While it did not openly mention the countries that were tacitly backing the insurgents, its Defence Minister Hazim Al Shaalanm did, however, accuse Iraq's old foe Iran of "blatant interference" and alluded to another foreign hand - Syria - of allowing guerrilla fighters to enter Iraq via its borders. Syria had agreed last month to seal its desert border with Iraq and plug the gaps through which foreign insurgents slipped into Iraq to wage war against US forces and the US-backed government.

Khaleej Times had time and again highlighted on its front pages that the wave of bombings, guerrilla wars and assassinations bore the marks of a foreign hand lending support to the infiltrators. But the question is: How is Iraq going to retaliate? Does its army - or what is left of it - have what it takes to do so? Or will it be leaning heavily on American forces to help it do its job of hitting back at Iran which it strongly suspects as being the main culprit since it has confronted them "with facts and evidence" to support their charge. Will it not be playing into Washington's hands should it team up with US forces in taking on Tehran, which Washington has accused of seeking to destabilise and gain influence in Iraq?
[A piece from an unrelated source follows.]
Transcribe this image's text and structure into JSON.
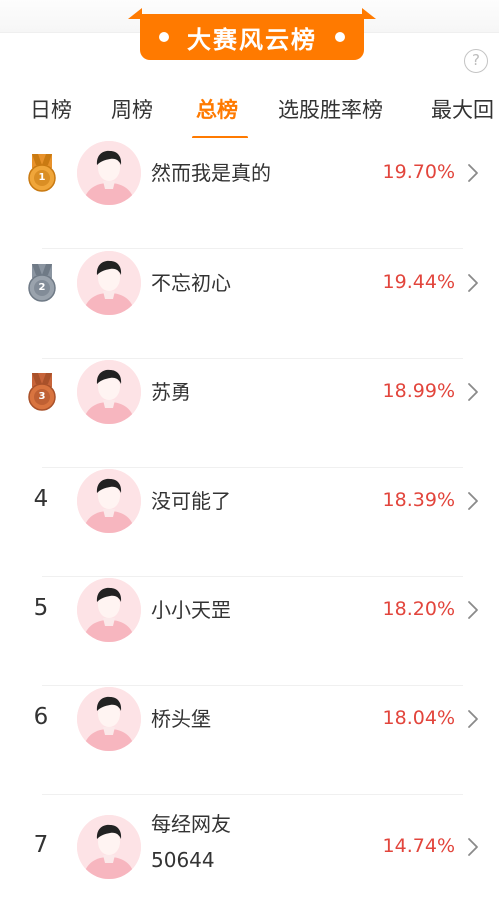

It may be recalled that ousted Iraqi leader Saddam Hussein had waged a protracted war against Iran between 1980 and 1988 in which hundreds of thousands died on both sides.

It's not just precious human lives that are being sacrificed on the altar of a inhuman war. Iraq's fragile economy is being hurt where it matters the most and any development that has been undertaken is now crawling like a tortoise on two broken legs. Iraq's rebuilding process in a long one. About 74,000 kilometres of major highways and local road systems are in disrepair and the over 32 damaged bridges do not adequately support the high volume of transportation. Hospitals too need to be built and educational institutions put in place. But the never-ending cycle of attacks by the saboteurs bent on "shaking up the social and political situation" are undermining every effort by the interim government to speed up the economic recovery and put it back on track.